A Weekend Creative Instigation Assignment - You're Doing Monday's Post!

Don’t feel like you get enough opportunities to be creative in your job? Maybe so.

If that’s the case, here's an assignment for today and over the weekend: be on the lookout for an informal opportunity to use your creative talent to help someone else, then report back on it here by Monday.

Want a quick example - at a party earlier this year, one guest was talking about trying to come up with an intriguing name for her new business idea. I joined the conversation and offered to help generate some possible names. My motivation? I'd developed a new messaging ideation technique that hadn't yet been tested. This was a great low-risk way to see if it could really generate lots of cool ideas.

We both benefitted. She received more than a 100 possible names; I learned what worked and didn't with the new technique.

Be on the lookout for people with creative challenges this weekend and share a brief story in the comments section on this post, ideally by Monday. Let everyone know how you tried to help someone - either previously or over the weekend. And in so doing, you'll address another creative challenge: your comments will become the whole Monday Creative Quickie post!
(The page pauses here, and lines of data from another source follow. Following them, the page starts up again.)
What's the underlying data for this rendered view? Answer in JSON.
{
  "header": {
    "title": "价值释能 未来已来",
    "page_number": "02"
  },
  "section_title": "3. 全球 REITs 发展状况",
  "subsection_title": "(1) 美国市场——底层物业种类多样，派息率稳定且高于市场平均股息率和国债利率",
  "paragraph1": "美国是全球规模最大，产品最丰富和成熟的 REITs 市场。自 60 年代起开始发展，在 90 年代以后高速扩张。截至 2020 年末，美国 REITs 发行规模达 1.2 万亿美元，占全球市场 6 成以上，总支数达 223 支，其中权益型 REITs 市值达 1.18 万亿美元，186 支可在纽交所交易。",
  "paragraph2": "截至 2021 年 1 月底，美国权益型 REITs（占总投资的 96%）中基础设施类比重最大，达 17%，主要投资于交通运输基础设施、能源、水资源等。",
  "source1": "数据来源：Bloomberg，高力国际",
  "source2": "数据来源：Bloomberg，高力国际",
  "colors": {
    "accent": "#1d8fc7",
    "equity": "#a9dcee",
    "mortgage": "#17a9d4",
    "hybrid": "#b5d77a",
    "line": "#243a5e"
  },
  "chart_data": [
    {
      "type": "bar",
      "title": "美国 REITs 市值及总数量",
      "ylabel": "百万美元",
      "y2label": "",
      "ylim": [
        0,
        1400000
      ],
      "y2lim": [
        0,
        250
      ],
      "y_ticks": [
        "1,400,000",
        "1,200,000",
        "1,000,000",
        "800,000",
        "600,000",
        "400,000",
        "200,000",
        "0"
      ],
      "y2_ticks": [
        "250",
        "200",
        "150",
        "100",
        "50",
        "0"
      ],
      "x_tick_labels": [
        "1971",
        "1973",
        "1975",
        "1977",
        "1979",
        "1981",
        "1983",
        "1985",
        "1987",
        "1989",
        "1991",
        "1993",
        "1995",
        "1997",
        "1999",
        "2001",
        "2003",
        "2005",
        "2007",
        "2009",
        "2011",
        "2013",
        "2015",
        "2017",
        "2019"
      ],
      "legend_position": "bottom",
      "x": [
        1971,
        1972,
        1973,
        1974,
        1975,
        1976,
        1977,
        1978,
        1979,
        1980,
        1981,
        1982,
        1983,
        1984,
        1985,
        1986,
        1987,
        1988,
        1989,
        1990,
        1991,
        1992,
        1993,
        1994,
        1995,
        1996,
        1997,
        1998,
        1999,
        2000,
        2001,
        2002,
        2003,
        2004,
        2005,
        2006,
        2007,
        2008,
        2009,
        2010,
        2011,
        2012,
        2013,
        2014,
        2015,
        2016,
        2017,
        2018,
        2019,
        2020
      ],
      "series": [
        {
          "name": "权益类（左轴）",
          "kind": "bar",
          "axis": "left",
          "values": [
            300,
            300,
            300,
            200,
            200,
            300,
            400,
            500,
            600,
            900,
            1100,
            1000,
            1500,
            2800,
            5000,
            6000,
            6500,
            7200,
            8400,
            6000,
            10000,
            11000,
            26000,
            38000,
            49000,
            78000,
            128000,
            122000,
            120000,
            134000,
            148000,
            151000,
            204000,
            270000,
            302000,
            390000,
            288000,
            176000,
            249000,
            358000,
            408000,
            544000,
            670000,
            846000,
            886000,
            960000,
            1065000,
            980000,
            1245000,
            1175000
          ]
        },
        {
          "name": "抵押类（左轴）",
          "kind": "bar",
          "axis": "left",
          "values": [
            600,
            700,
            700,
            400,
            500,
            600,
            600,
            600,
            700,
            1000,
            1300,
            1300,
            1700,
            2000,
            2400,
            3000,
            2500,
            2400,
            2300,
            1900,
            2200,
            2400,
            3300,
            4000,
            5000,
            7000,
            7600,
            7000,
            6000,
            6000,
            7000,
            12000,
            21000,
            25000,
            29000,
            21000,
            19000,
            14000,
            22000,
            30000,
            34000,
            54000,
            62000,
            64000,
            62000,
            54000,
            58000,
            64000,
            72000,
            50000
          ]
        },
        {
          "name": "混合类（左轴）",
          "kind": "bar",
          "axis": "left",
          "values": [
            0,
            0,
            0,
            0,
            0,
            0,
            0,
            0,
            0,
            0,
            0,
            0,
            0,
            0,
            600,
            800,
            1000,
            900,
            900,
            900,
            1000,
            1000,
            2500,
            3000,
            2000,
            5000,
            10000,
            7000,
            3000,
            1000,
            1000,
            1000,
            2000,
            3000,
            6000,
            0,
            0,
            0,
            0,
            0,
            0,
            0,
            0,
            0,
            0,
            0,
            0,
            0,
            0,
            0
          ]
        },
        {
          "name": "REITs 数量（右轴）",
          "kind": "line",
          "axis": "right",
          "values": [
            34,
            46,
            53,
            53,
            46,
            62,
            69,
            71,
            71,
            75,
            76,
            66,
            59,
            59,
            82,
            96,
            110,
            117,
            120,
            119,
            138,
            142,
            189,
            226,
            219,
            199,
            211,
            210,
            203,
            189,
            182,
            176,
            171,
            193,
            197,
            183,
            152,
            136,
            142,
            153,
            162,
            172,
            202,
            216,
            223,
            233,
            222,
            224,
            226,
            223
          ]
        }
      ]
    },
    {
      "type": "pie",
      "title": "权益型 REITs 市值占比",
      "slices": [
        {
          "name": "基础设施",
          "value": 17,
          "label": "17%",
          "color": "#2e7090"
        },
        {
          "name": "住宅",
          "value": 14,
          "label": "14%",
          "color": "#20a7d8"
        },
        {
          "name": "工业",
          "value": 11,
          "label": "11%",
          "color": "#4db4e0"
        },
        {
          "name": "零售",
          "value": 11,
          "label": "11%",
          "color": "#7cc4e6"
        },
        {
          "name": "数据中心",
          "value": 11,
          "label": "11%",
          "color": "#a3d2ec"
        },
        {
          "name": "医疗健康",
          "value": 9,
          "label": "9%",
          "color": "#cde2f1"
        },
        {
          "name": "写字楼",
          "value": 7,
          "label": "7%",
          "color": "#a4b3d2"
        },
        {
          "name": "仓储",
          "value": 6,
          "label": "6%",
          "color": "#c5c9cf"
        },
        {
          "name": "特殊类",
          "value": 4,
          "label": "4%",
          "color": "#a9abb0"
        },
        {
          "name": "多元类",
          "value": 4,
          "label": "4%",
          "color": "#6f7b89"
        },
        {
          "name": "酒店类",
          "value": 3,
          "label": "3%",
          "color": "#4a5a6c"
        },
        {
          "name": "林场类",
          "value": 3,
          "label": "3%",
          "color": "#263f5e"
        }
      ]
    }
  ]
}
So have a great weekend and report your successes in helping others with creative challenges on Brainzooming!


4 comments:

Mike Brown said...

My wife Cyndi honed her web skills by volunteering to do websites for our Church and her sorority. It helped both out and let her engage new areas of creativity.

Mike

Jan said...

I'm helping my daughter who's away at college celebrate Mother's Day with us ... by breaking the rules. Instead of celebrating May 10, we'll observe Mother's Day May 17, after Kate's out of school and back home. It's important to know the rules, so you can choose to break them!

Terry said...

Today one of our field managers shared a great analogy comparing one of our old web tools to a simple remote control (you know, the kind that only has power, volume and a channel changer) with our new web tool that's more like a universal remote with more features. Envisioning a remote with thousands of buttons, I helped him take the comparison a step further by comparing our formerly separate online tools that required customers to go three separate places to my coffee table covered with separate TV, VCR and cable box remotes.

Amy Hoppenrath said...

I received a question from a professional associate today asking for advice about a project she is working on. She was stuck. After some discussion, we determined that before she would find the answers, she needed to ask more questions.